Good luck to you and your family and your beautiful baby!
posted by anastasiav at 8:18 AM on April 25, 2011

Usually for a couple of hours on the first day of my period I have such painful cramps that I can't do much besides lie in bed with a hot pad and a movie. Early labor felt like that. Actually, thinking of it that way was a huge comfort to me--right up until transition I kept telling myself, "Oh pssh, I've had worse." (I'm not sure that was true but it helped me to think it.)

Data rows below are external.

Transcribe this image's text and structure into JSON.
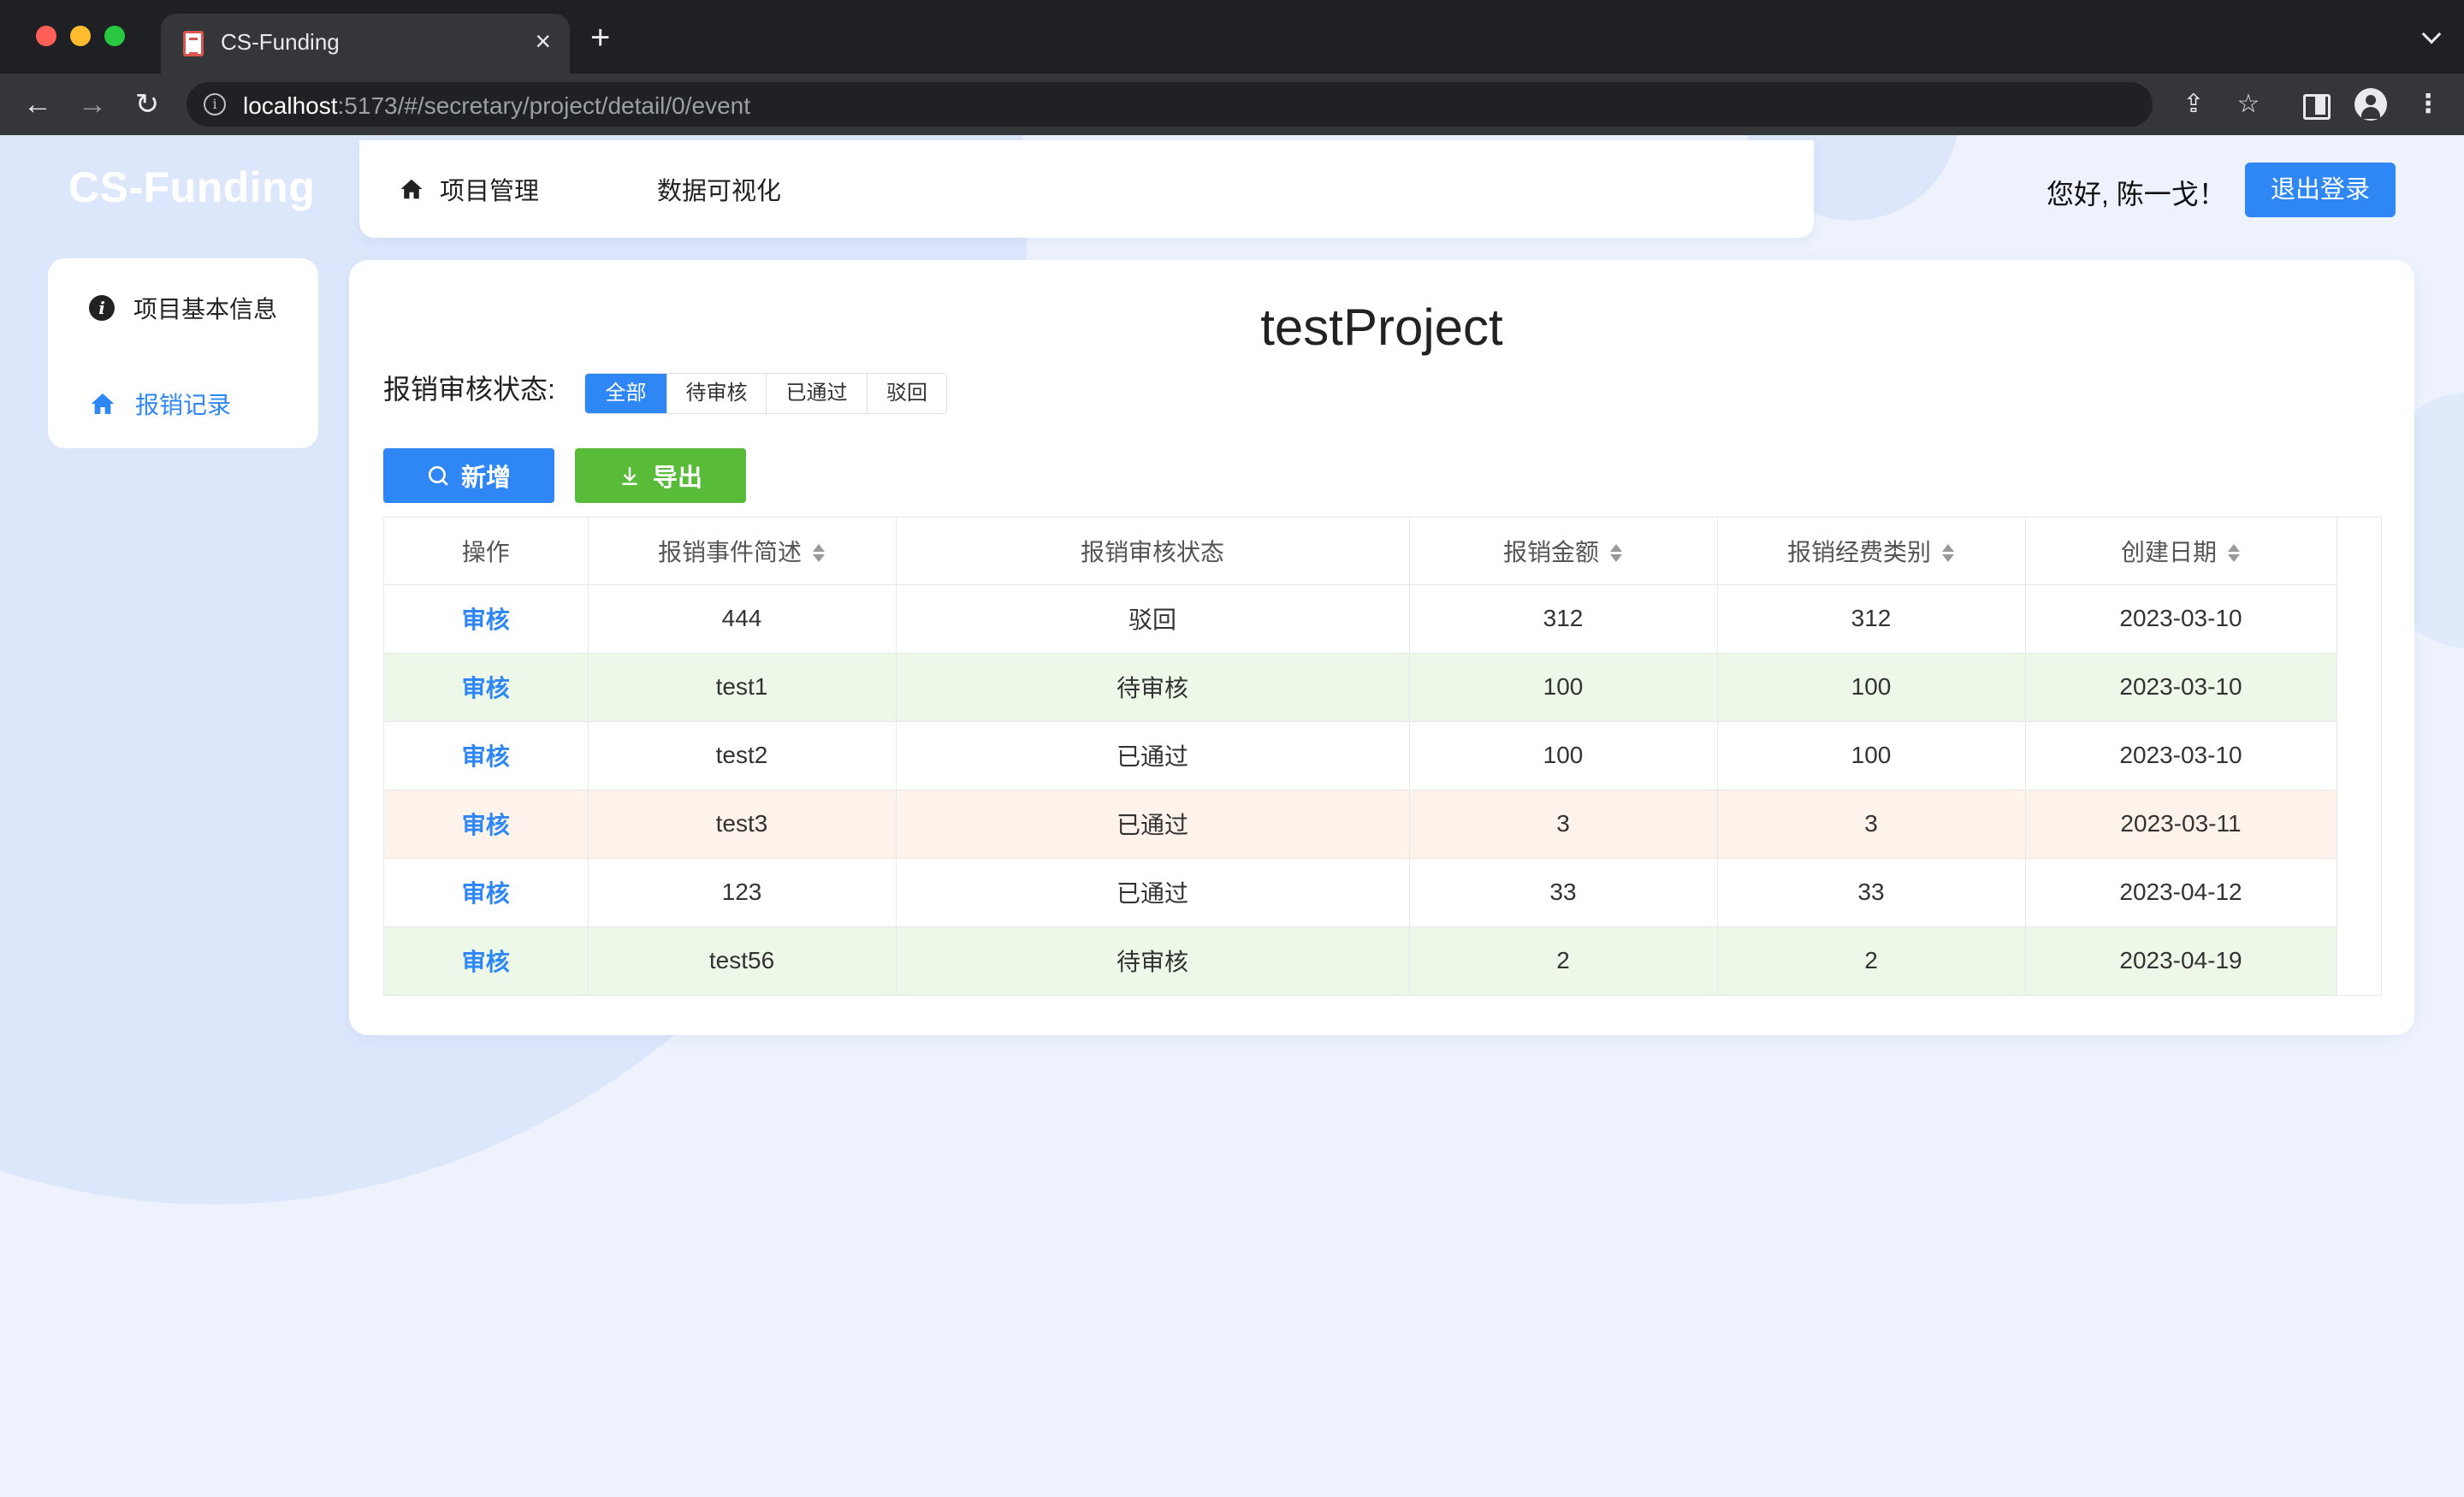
{
  "browser": {
    "tab_title": "CS-Funding",
    "tab_close": "×",
    "new_tab": "+",
    "url_host": "localhost",
    "url_path": ":5173/#/secretary/project/detail/0/event"
  },
  "app": {
    "logo": "CS-Funding",
    "nav": [
      {
        "label": "项目管理",
        "icon": "home-icon"
      },
      {
        "label": "数据可视化"
      }
    ],
    "greeting": "您好, 陈一戈！",
    "logout": "退出登录"
  },
  "sidebar": {
    "items": [
      {
        "label": "项目基本信息",
        "icon": "info-icon"
      },
      {
        "label": "报销记录",
        "icon": "home-icon",
        "active": true
      }
    ]
  },
  "main": {
    "title": "testProject",
    "filter_label": "报销审核状态:",
    "filters": [
      "全部",
      "待审核",
      "已通过",
      "驳回"
    ],
    "active_filter": "全部",
    "add_button": "新增",
    "export_button": "导出",
    "columns": [
      "操作",
      "报销事件简述",
      "报销审核状态",
      "报销金额",
      "报销经费类别",
      "创建日期"
    ],
    "rows": [
      {
        "action": "审核",
        "desc": "444",
        "status": "驳回",
        "amount": "312",
        "category": "312",
        "date": "2023-03-10"
      },
      {
        "action": "审核",
        "desc": "test1",
        "status": "待审核",
        "amount": "100",
        "category": "100",
        "date": "2023-03-10"
      },
      {
        "action": "审核",
        "desc": "test2",
        "status": "已通过",
        "amount": "100",
        "category": "100",
        "date": "2023-03-10"
      },
      {
        "action": "审核",
        "desc": "test3",
        "status": "已通过",
        "amount": "3",
        "category": "3",
        "date": "2023-03-11"
      },
      {
        "action": "审核",
        "desc": "123",
        "status": "已通过",
        "amount": "33",
        "category": "33",
        "date": "2023-04-12"
      },
      {
        "action": "审核",
        "desc": "test56",
        "status": "待审核",
        "amount": "2",
        "category": "2",
        "date": "2023-04-19"
      }
    ]
  },
  "colors": {
    "primary": "#2e87f5",
    "success": "#58bc38",
    "row_green": "#edf8e8",
    "row_orange": "#fdf3ea",
    "page_bg": "#edf2fd"
  }
}
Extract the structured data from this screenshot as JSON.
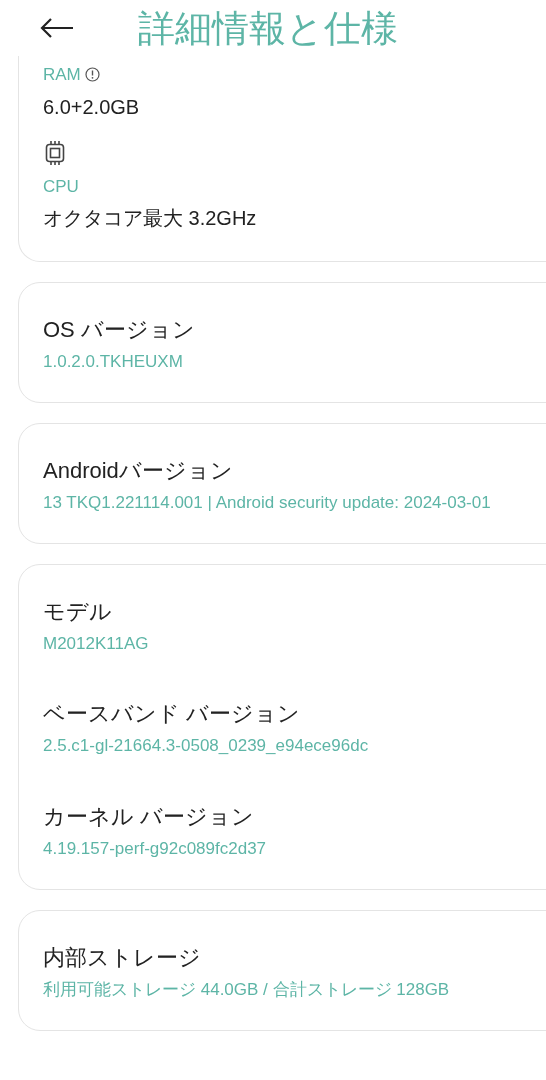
{
  "header": {
    "title": "詳細情報と仕様"
  },
  "spec_card": {
    "items": [
      {
        "kind": "ram",
        "label": "RAM",
        "value": "6.0+2.0GB"
      },
      {
        "kind": "cpu",
        "label": "CPU",
        "value": "オクタコア最大 3.2GHz"
      }
    ]
  },
  "cards": [
    {
      "items": [
        {
          "title": "OS バージョン",
          "value": "1.0.2.0.TKHEUXM"
        }
      ]
    },
    {
      "items": [
        {
          "title": "Androidバージョン",
          "value": "13 TKQ1.221114.001 | Android security update: 2024-03-01"
        }
      ]
    },
    {
      "items": [
        {
          "title": "モデル",
          "value": "M2012K11AG"
        },
        {
          "title": "ベースバンド バージョン",
          "value": "2.5.c1-gl-21664.3-0508_0239_e94ece96dc"
        },
        {
          "title": "カーネル バージョン",
          "value": "4.19.157-perf-g92c089fc2d37"
        }
      ]
    },
    {
      "items": [
        {
          "title": "内部ストレージ",
          "value": "利用可能ストレージ  44.0GB / 合計ストレージ 128GB"
        }
      ]
    }
  ]
}
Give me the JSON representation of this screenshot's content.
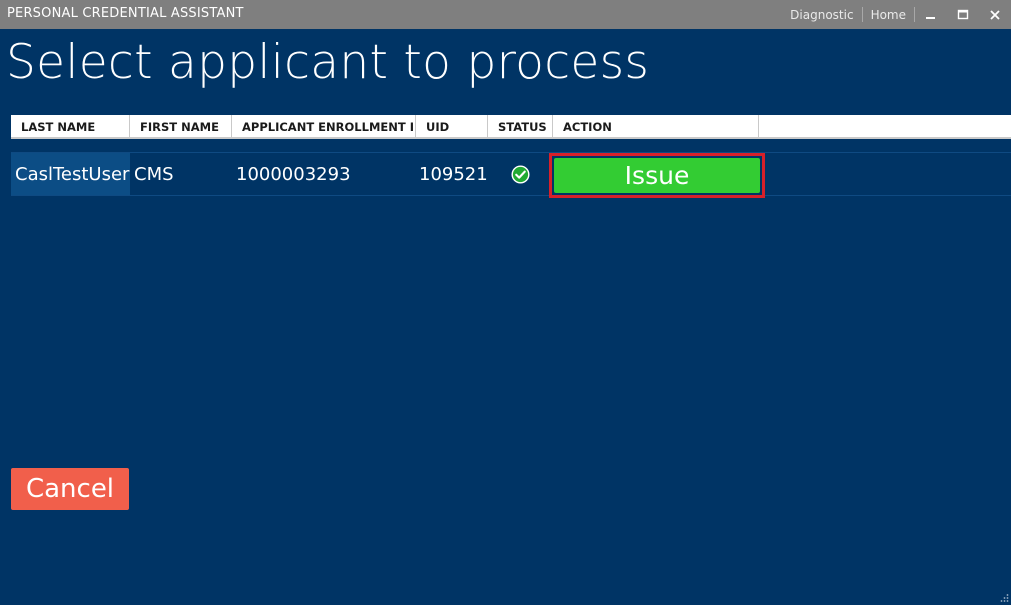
{
  "window": {
    "app_title": "PERSONAL CREDENTIAL ASSISTANT",
    "links": {
      "diagnostic": "Diagnostic",
      "home": "Home"
    },
    "controls": [
      "minimize-icon",
      "maximize-icon",
      "close-icon"
    ]
  },
  "page": {
    "title": "Select applicant to process"
  },
  "table": {
    "columns": [
      "LAST NAME",
      "FIRST NAME",
      "APPLICANT ENROLLMENT ID",
      "UID",
      "STATUS",
      "ACTION"
    ],
    "rows": [
      {
        "last_name": "CaslTestUser",
        "first_name": "CMS",
        "enrollment_id": "1000003293",
        "uid": "109521",
        "status_icon": "check-circle-icon",
        "action_label": "Issue"
      }
    ]
  },
  "footer": {
    "cancel_label": "Cancel"
  },
  "colors": {
    "background": "#003465",
    "titlebar": "#7f7f7f",
    "issue_button": "#33cc33",
    "issue_highlight": "#d7202a",
    "cancel_button": "#f15f4b",
    "selected_cell": "#0c4d85",
    "status_ok": "#22aa33"
  }
}
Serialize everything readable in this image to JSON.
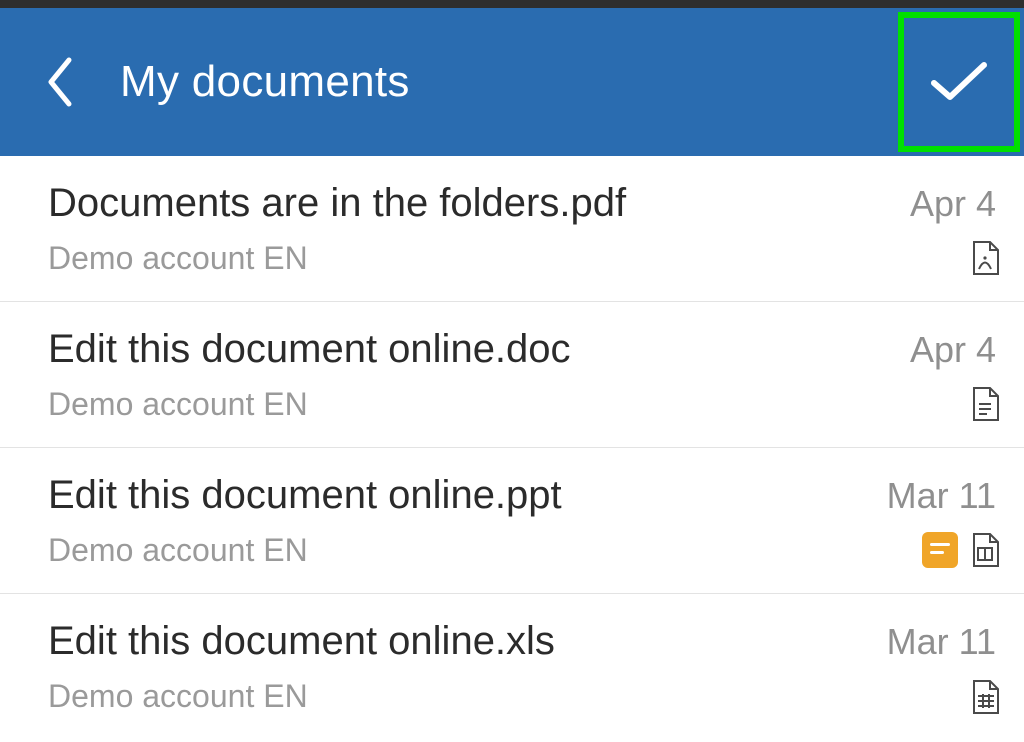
{
  "header": {
    "title": "My documents"
  },
  "items": [
    {
      "name": "Documents are in the folders.pdf",
      "subtitle": "Demo account EN",
      "date": "Apr 4",
      "type": "pdf",
      "has_note": false
    },
    {
      "name": "Edit this document online.doc",
      "subtitle": "Demo account EN",
      "date": "Apr 4",
      "type": "doc",
      "has_note": false
    },
    {
      "name": "Edit this document online.ppt",
      "subtitle": "Demo account EN",
      "date": "Mar 11",
      "type": "ppt",
      "has_note": true
    },
    {
      "name": "Edit this document online.xls",
      "subtitle": "Demo account EN",
      "date": "Mar 11",
      "type": "xls",
      "has_note": false
    }
  ]
}
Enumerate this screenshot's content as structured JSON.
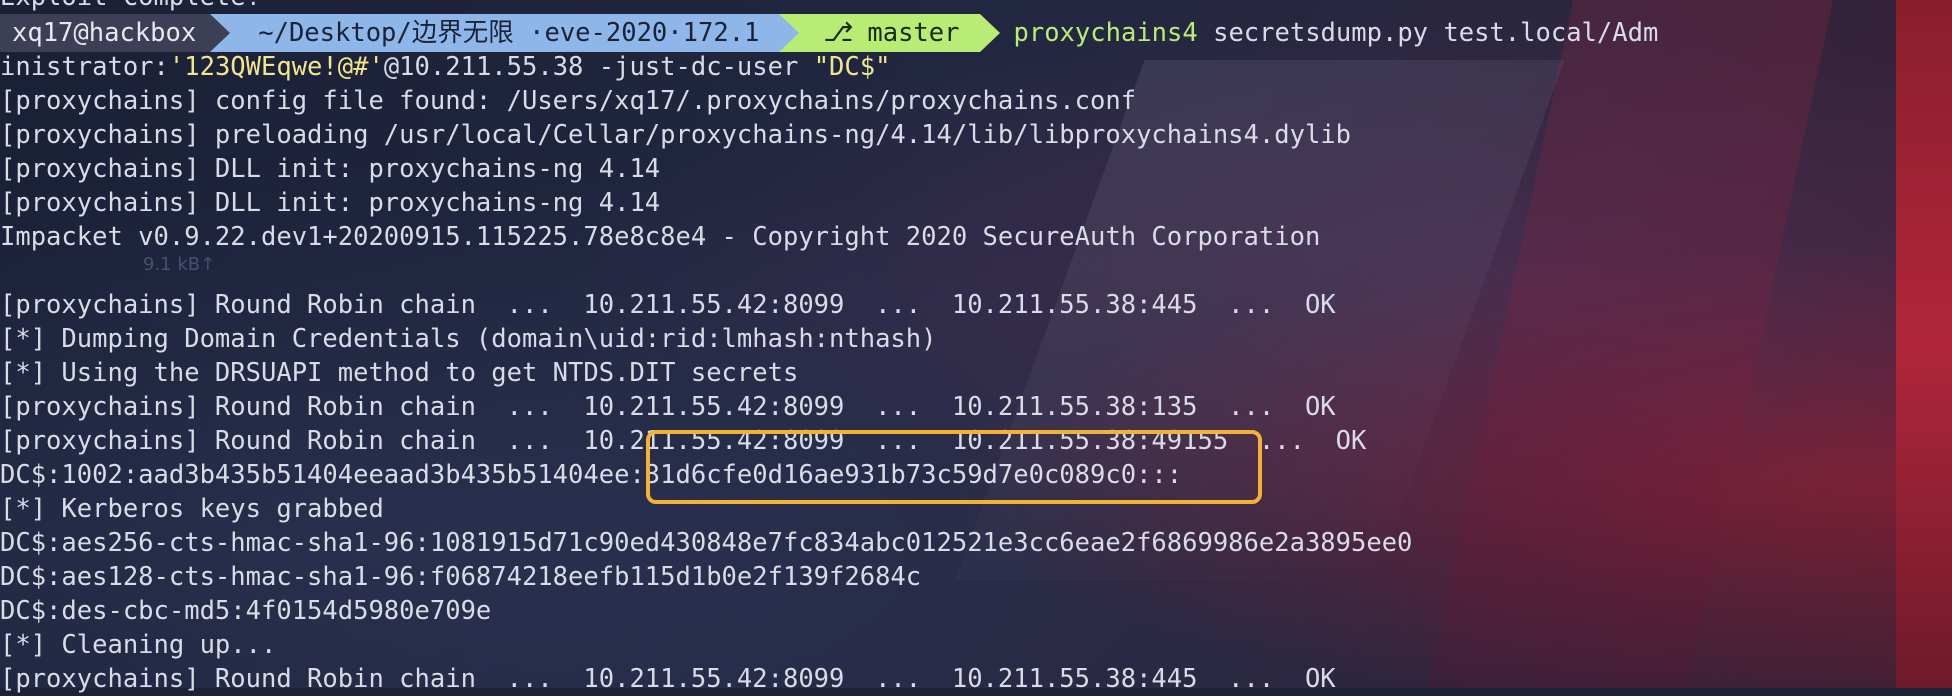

I was also very antsy, and I got a lot done during the day before heading to the hospital.
posted by milk white peacock at 10:11 AM on April 25, 2011

I've had two babies, and the labors were very different. However, what was the same was that I had a hard time recognizing early labor. I had had Braxton-Hicks for months, so it didn't really help to be told "you'll just know!" because I didn't. My contractions didn't necessarily become regular, either. With the first baby, I got the idea that I was in labor, eventually, when the contractions became unbearably painful. With the second baby, the contractions were quite bearable and I figured out I was in labor when they moved from being centered in the front (menstrual-like) to wrapping all the way around to my lower back.

In short, call your doc or midwife at any point and let her help you determine (if you want). They can tell, by listening to you talk through a contraction whether you are getting close.